There was a line of ’80s and ’90s motivational posters, often involving pictures of cats, with quips that might help improve spirits around the workplace. One of those, from memory, read something like, “You don’t have to be crazy to work here, but it helps!” Other variants read, “You don’t have to be crazy to work here; we will train you.”
None of them would pass modern sensitivity standards, and they were never really motivational or funny in the first place. But they did come back to mind on reading through an Official Information Act response.
In May, I attended the lock-up for the first wellbeing budget, in which every dollar spent was supposed to do the most good possible to improve wellbeing.
I wondered in this newsletter then whether the government was really taking things as seriously as it should be.
The budget’s $1.9 billion commitment to improving mental health outcomes addresses a very important issue. But taking the problem seriously means making a serious commitment to figuring out which programmes and which providers do the most good. Doing it right requires designing the programmes with one eye on how they might be evaluated.
An Insights reader followed up with an OIA request of the Ministry of Health for any planned future evaluation frameworks, plans or processes for the budgeted initiatives. So we might know how seriously it’s all being taken.
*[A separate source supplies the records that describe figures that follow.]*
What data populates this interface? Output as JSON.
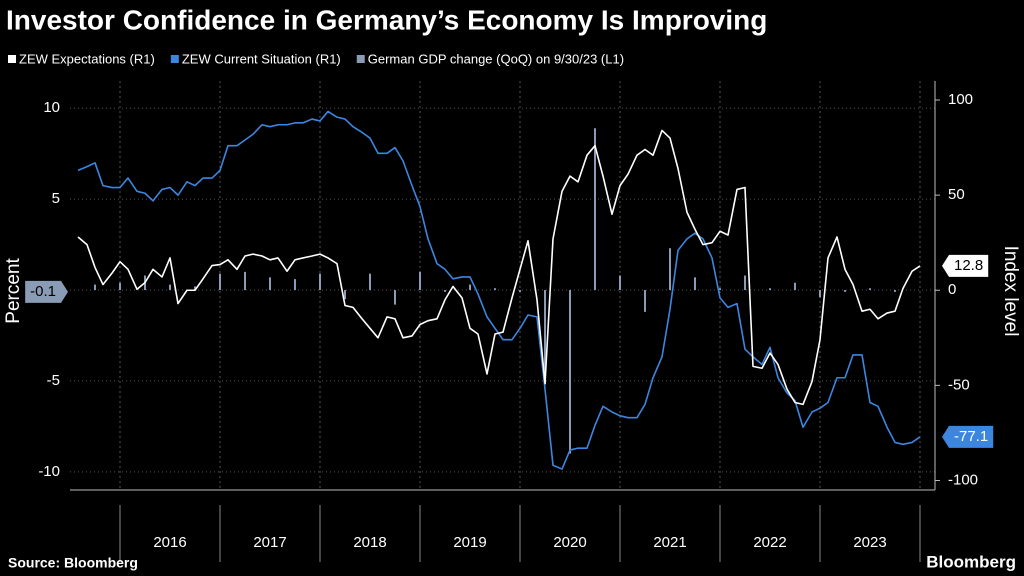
{
  "chart_data": {
    "type": "line",
    "title": "Investor Confidence in Germany’s Economy Is Improving",
    "source": "Source: Bloomberg",
    "brand": "Bloomberg",
    "ylabel": "Percent",
    "y2label": "Index level",
    "ylim": [
      -11,
      11.5
    ],
    "yticks": [
      -10,
      -5,
      0,
      5,
      10
    ],
    "y2lim": [
      -105,
      110
    ],
    "y2ticks": [
      -100,
      -50,
      0,
      50,
      100
    ],
    "xlim": [
      2015.5,
      2024.15
    ],
    "xticks": [
      2016,
      2017,
      2018,
      2019,
      2020,
      2021,
      2022,
      2023,
      2024
    ],
    "x_labels": [
      "2016",
      "2017",
      "2018",
      "2019",
      "2020",
      "2021",
      "2022",
      "2023"
    ],
    "grid": true,
    "x": [
      2015.58,
      2015.67,
      2015.75,
      2015.83,
      2015.92,
      2016.0,
      2016.08,
      2016.17,
      2016.25,
      2016.33,
      2016.42,
      2016.5,
      2016.58,
      2016.67,
      2016.75,
      2016.83,
      2016.92,
      2017.0,
      2017.08,
      2017.17,
      2017.25,
      2017.33,
      2017.42,
      2017.5,
      2017.58,
      2017.67,
      2017.75,
      2017.83,
      2017.92,
      2018.0,
      2018.08,
      2018.17,
      2018.25,
      2018.33,
      2018.42,
      2018.5,
      2018.58,
      2018.67,
      2018.75,
      2018.83,
      2018.92,
      2019.0,
      2019.08,
      2019.17,
      2019.25,
      2019.33,
      2019.42,
      2019.5,
      2019.58,
      2019.67,
      2019.75,
      2019.83,
      2019.92,
      2020.0,
      2020.08,
      2020.17,
      2020.25,
      2020.33,
      2020.42,
      2020.5,
      2020.58,
      2020.67,
      2020.75,
      2020.83,
      2020.92,
      2021.0,
      2021.08,
      2021.17,
      2021.25,
      2021.33,
      2021.42,
      2021.5,
      2021.58,
      2021.67,
      2021.75,
      2021.83,
      2021.92,
      2022.0,
      2022.08,
      2022.17,
      2022.25,
      2022.33,
      2022.42,
      2022.5,
      2022.58,
      2022.67,
      2022.75,
      2022.83,
      2022.92,
      2023.0,
      2023.08,
      2023.17,
      2023.25,
      2023.33,
      2023.42,
      2023.5,
      2023.58,
      2023.67,
      2023.75,
      2023.83,
      2023.92,
      2024.0
    ],
    "series": [
      {
        "name": "ZEW Expectations (R1)",
        "color": "#ffffff",
        "axis": "y2",
        "kind": "line",
        "values": [
          28,
          24,
          12,
          3,
          9,
          15,
          11,
          0.5,
          4,
          11,
          7,
          17,
          -7,
          0,
          0,
          6,
          13,
          13.5,
          16,
          11,
          18,
          19,
          18,
          16,
          17,
          10,
          16,
          17,
          18,
          19,
          17,
          14,
          -8,
          -9,
          -15,
          -20,
          -25,
          -14,
          -15,
          -25,
          -24,
          -18,
          -16,
          -15,
          -5,
          2,
          -4,
          -20,
          -23,
          -44,
          -23,
          -22,
          -4,
          11,
          26,
          -5,
          -49,
          27,
          52,
          60,
          57,
          71,
          76,
          60,
          40,
          55,
          61,
          71,
          74,
          71,
          84,
          80,
          64,
          41,
          32,
          24,
          25,
          31,
          29,
          53,
          54,
          -40,
          -41,
          -33,
          -39,
          -52,
          -59,
          -60,
          -48,
          -26,
          17,
          28,
          11,
          3,
          -11,
          -10,
          -15,
          -12,
          -11,
          1,
          10,
          12.8
        ]
      },
      {
        "name": "ZEW Current Situation (R1)",
        "color": "#3d86e0",
        "axis": "y2",
        "kind": "line",
        "values": [
          63,
          65,
          67,
          55,
          54,
          54,
          59,
          52,
          51,
          47,
          53,
          54,
          50,
          57,
          55,
          59,
          59,
          63,
          76,
          76,
          79,
          82,
          87,
          86,
          87,
          87,
          88,
          88,
          90,
          89,
          94,
          91,
          90,
          86,
          83,
          80,
          72,
          72,
          75,
          68,
          55,
          44,
          27,
          14,
          11,
          6,
          7,
          7,
          -2,
          -14,
          -20,
          -26,
          -26,
          -20,
          -13,
          -14,
          -52,
          -92,
          -94,
          -84,
          -83,
          -83,
          -71,
          -61,
          -64,
          -66,
          -67,
          -67,
          -60,
          -46,
          -35,
          -10,
          21,
          27,
          30,
          27,
          17,
          -4,
          -9,
          -7,
          -31,
          -35,
          -39,
          -30,
          -46,
          -54,
          -58,
          -72,
          -64,
          -62,
          -59,
          -46,
          -46,
          -34,
          -34,
          -59,
          -61,
          -72,
          -80,
          -81,
          -80,
          -77.1
        ]
      },
      {
        "name": "German GDP change (QoQ) on 9/30/23 (L1)",
        "color": "#8a9bb5",
        "kind": "bar",
        "x": [
          2015.75,
          2016.0,
          2016.25,
          2016.5,
          2016.75,
          2017.0,
          2017.25,
          2017.5,
          2017.75,
          2018.0,
          2018.25,
          2018.5,
          2018.75,
          2019.0,
          2019.25,
          2019.5,
          2019.75,
          2020.0,
          2020.25,
          2020.5,
          2020.75,
          2021.0,
          2021.25,
          2021.5,
          2021.75,
          2022.0,
          2022.25,
          2022.5,
          2022.75,
          2023.0,
          2023.25,
          2023.5,
          2023.75
        ],
        "values": [
          0.3,
          0.4,
          0.8,
          0.3,
          0.2,
          0.9,
          1.0,
          0.7,
          0.6,
          0.9,
          -0.5,
          0.9,
          -0.8,
          1.0,
          -0.1,
          0.3,
          0.1,
          -0.1,
          -5.2,
          -9.0,
          8.9,
          0.8,
          -1.2,
          2.3,
          0.7,
          0.1,
          0.8,
          0.1,
          0.4,
          -0.4,
          -0.1,
          0.1,
          -0.1
        ]
      }
    ]
  }
}
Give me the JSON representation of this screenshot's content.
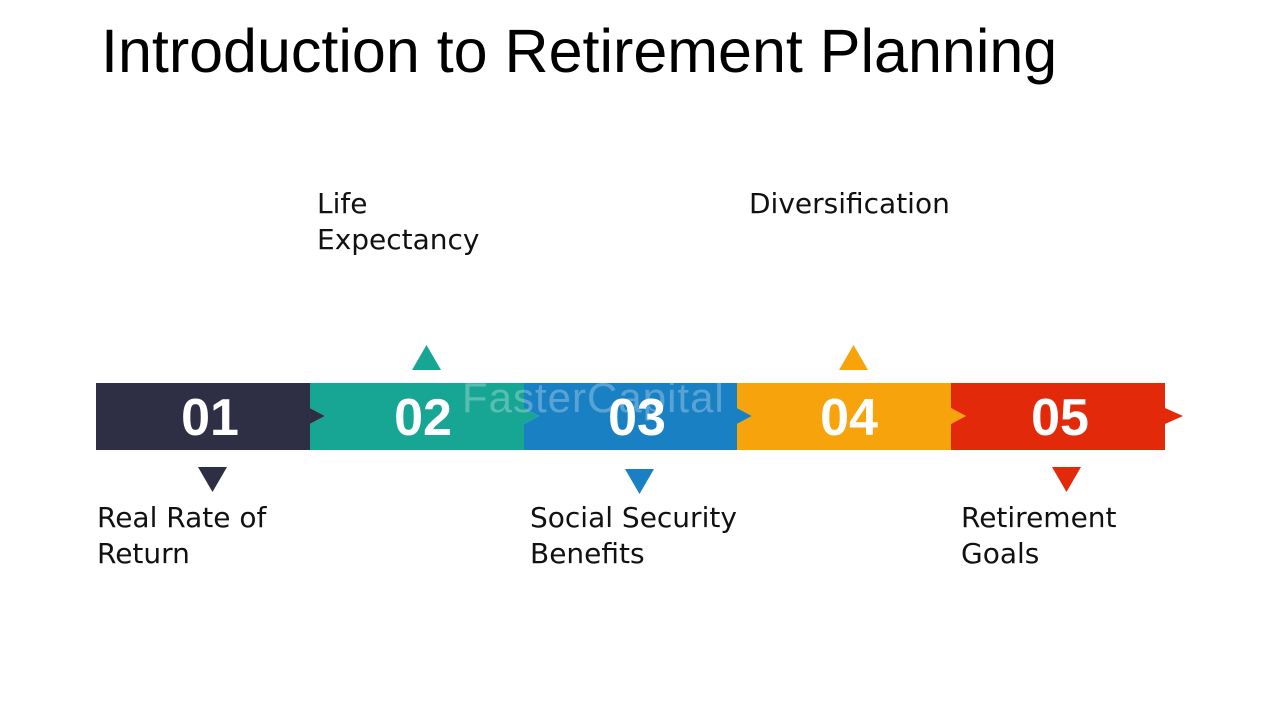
{
  "title": "Introduction to Retirement Planning",
  "watermark": "FasterCapital",
  "steps": [
    {
      "number": "01",
      "label_lines": [
        "Real Rate of",
        "Return"
      ],
      "label_position": "below",
      "color": "#2e2e45"
    },
    {
      "number": "02",
      "label_lines": [
        "Life",
        "Expectancy"
      ],
      "label_position": "above",
      "color": "#17a594"
    },
    {
      "number": "03",
      "label_lines": [
        "Social Security",
        "Benefits"
      ],
      "label_position": "below",
      "color": "#1a80c4"
    },
    {
      "number": "04",
      "label_lines": [
        "Diversification"
      ],
      "label_position": "above",
      "color": "#f7a30b"
    },
    {
      "number": "05",
      "label_lines": [
        "Retirement",
        "Goals"
      ],
      "label_position": "below",
      "color": "#e22a0a"
    }
  ]
}
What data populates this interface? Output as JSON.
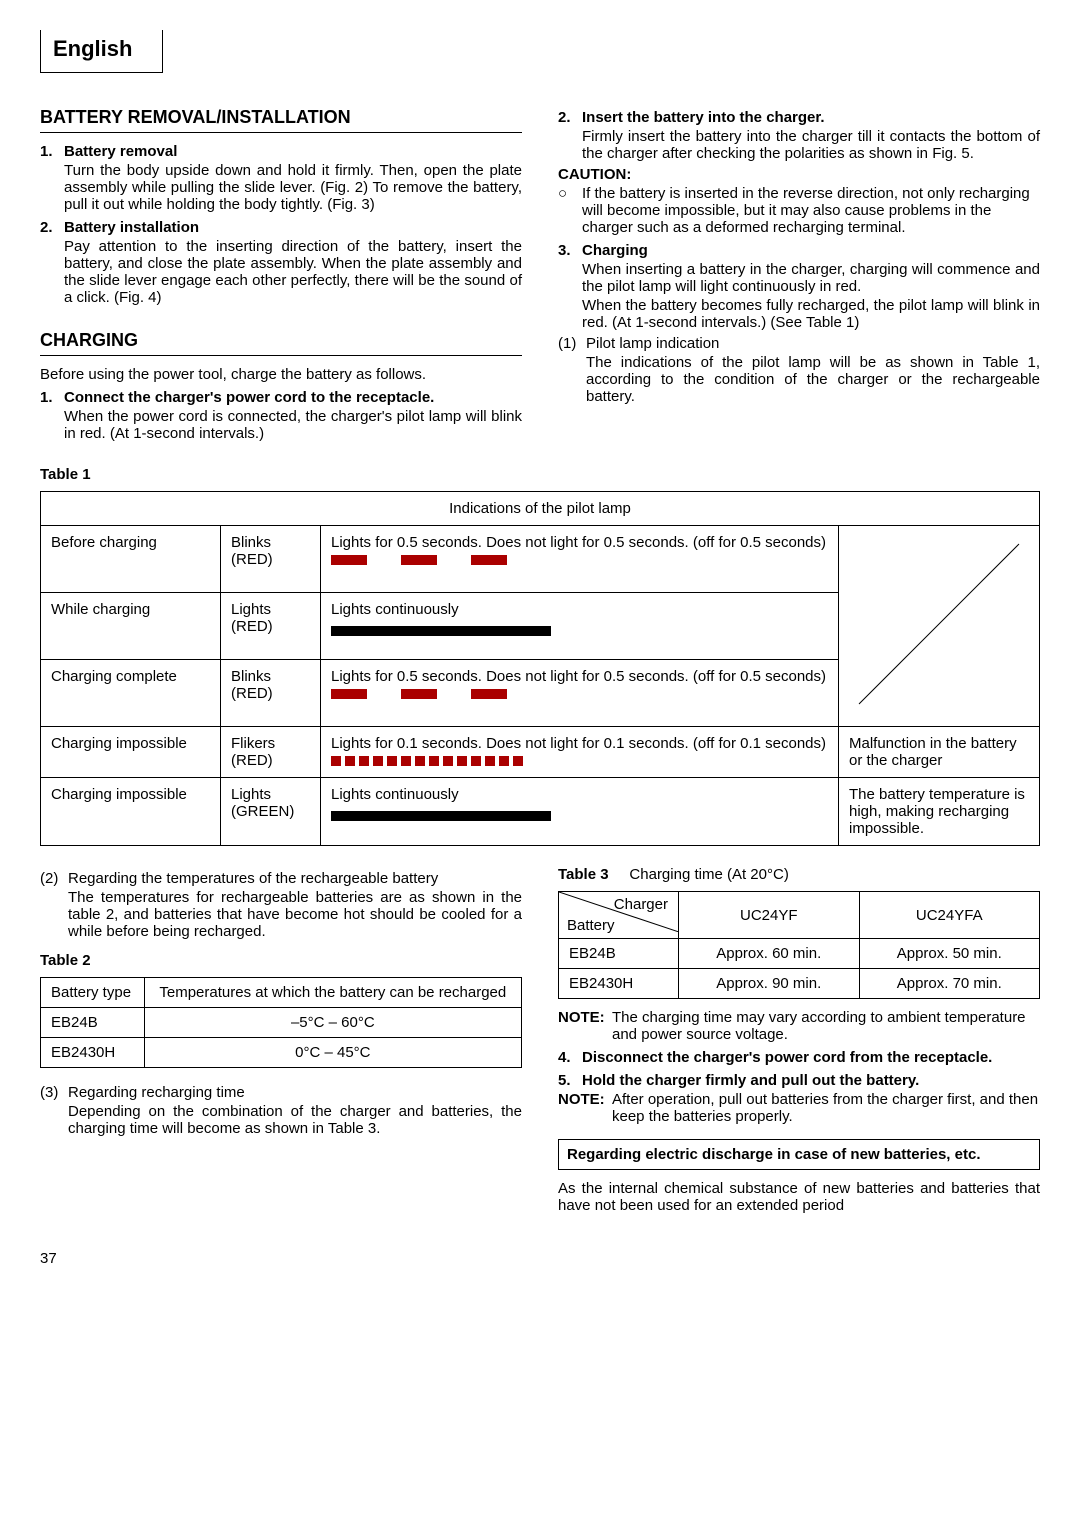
{
  "language": "English",
  "sections": {
    "battery_removal": {
      "heading": "BATTERY REMOVAL/INSTALLATION",
      "item1_num": "1.",
      "item1_title": "Battery removal",
      "item1_text": "Turn the body upside down and hold it firmly. Then, open the plate assembly while pulling the slide lever. (Fig. 2)  To remove the battery, pull it out while holding the body tightly. (Fig. 3)",
      "item2_num": "2.",
      "item2_title": "Battery installation",
      "item2_text": "Pay attention to the inserting direction of the battery, insert the battery, and close the plate assembly. When the plate assembly and the slide lever engage each other perfectly, there will be the sound of a click. (Fig. 4)"
    },
    "charging": {
      "heading": "CHARGING",
      "intro": "Before using the power tool, charge the battery as follows.",
      "item1_num": "1.",
      "item1_title": "Connect the charger's power cord to the receptacle.",
      "item1_text": "When the power cord is connected, the charger's pilot lamp will blink in red. (At 1-second intervals.)",
      "item2_num": "2.",
      "item2_title": "Insert the battery into the charger.",
      "item2_text": "Firmly insert the battery into the charger till it contacts the bottom of the charger after checking the polarities as shown in Fig. 5.",
      "caution_label": "CAUTION:",
      "caution_bullet": "If the battery is inserted in the reverse direction, not only recharging will become impossible, but it may also cause problems in the charger such as a deformed recharging terminal.",
      "item3_num": "3.",
      "item3_title": "Charging",
      "item3_text1": "When inserting a battery in the charger, charging will commence and the pilot lamp will light continuously in red.",
      "item3_text2": "When the battery becomes fully recharged, the pilot lamp will blink in red. (At 1-second intervals.) (See Table 1)",
      "pilot_num": "(1)",
      "pilot_title": "Pilot lamp indication",
      "pilot_text": "The indications of the pilot lamp will be as shown in Table 1, according to the condition of the charger or the rechargeable battery."
    }
  },
  "table1": {
    "title": "Table 1",
    "caption": "Indications of the pilot lamp",
    "rows": [
      {
        "state": "Before charging",
        "mode": "Blinks (RED)",
        "desc": "Lights for 0.5 seconds. Does not light for 0.5 seconds. (off for 0.5 seconds)",
        "note": "",
        "pattern": "blink05"
      },
      {
        "state": "While charging",
        "mode": "Lights (RED)",
        "desc": "Lights continuously",
        "note": "",
        "pattern": "solid"
      },
      {
        "state": "Charging complete",
        "mode": "Blinks (RED)",
        "desc": "Lights for 0.5 seconds. Does not light for 0.5 seconds. (off for 0.5 seconds)",
        "note": "",
        "pattern": "blink05"
      },
      {
        "state": "Charging impossible",
        "mode": "Flikers (RED)",
        "desc": "Lights for 0.1 seconds. Does not light for 0.1 seconds. (off for 0.1 seconds)",
        "note": "Malfunction in the battery or the charger",
        "pattern": "blink01"
      },
      {
        "state": "Charging impossible",
        "mode": "Lights (GREEN)",
        "desc": "Lights continuously",
        "note": "The battery temperature is high, making recharging impossible.",
        "pattern": "solid"
      }
    ]
  },
  "after_table1": {
    "item2_num": "(2)",
    "item2_title": "Regarding the temperatures of the rechargeable battery",
    "item2_text": "The temperatures for rechargeable batteries are as shown in the table 2, and batteries that have become hot should be cooled for a while before being recharged.",
    "table2_title": "Table 2",
    "item3_num": "(3)",
    "item3_title": "Regarding recharging time",
    "item3_text": "Depending on the combination of the charger and batteries, the charging time will become as shown in Table 3."
  },
  "table2": {
    "col1": "Battery type",
    "col2": "Temperatures at which the battery can be recharged",
    "rows": [
      {
        "type": "EB24B",
        "temp": "–5°C  –  60°C"
      },
      {
        "type": "EB2430H",
        "temp": "0°C  –  45°C"
      }
    ]
  },
  "table3": {
    "title": "Table 3",
    "subtitle": "Charging time (At 20°C)",
    "corner_top": "Charger",
    "corner_bottom": "Battery",
    "chargers": [
      "UC24YF",
      "UC24YFA"
    ],
    "rows": [
      {
        "battery": "EB24B",
        "t1": "Approx. 60 min.",
        "t2": "Approx. 50 min."
      },
      {
        "battery": "EB2430H",
        "t1": "Approx. 90 min.",
        "t2": "Approx. 70 min."
      }
    ]
  },
  "right_bottom": {
    "note1_label": "NOTE:",
    "note1_text": "The charging time may vary according to ambient temperature and power source voltage.",
    "item4_num": "4.",
    "item4_title": "Disconnect the charger's power cord from the receptacle.",
    "item5_num": "5.",
    "item5_title": "Hold the charger firmly and pull out the battery.",
    "note2_label": "NOTE:",
    "note2_text": "After operation, pull out batteries from the charger first, and then keep the batteries properly.",
    "box_text": "Regarding electric discharge in case of new batteries, etc.",
    "trailing": "As the internal chemical substance of new batteries and batteries that have not been used for an extended period"
  },
  "page_number": "37",
  "colors": {
    "red": "#a00000"
  }
}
He forwarded the reply to me this week.
It read, “Currently, no evaluation frameworks, plans or processes have been created as this work is just commencing.”
But it also promised that once work is underway, the Ministry would start incorporating information collection and evaluation into the implementation of the initiatives.
Fair enough that they haven’t yet gotten anything fully fleshed out, but this sounds more like evaluation has been a complete afterthought for something as important as mental health outcomes.
We might have hoped for pointers to evaluation frameworks that the government has been thinking about as models.
Or discussion of the specific outcomes it is considering measuring.
Or how it is thinking about building evaluation into programme design – that part especially matters at this point.
Instead we’re back to the cat posters. You don’t have to be crazy to work under a wellbeing budget, but if you are, we might have a hard time telling whether the wellbeing budget has helped you or not.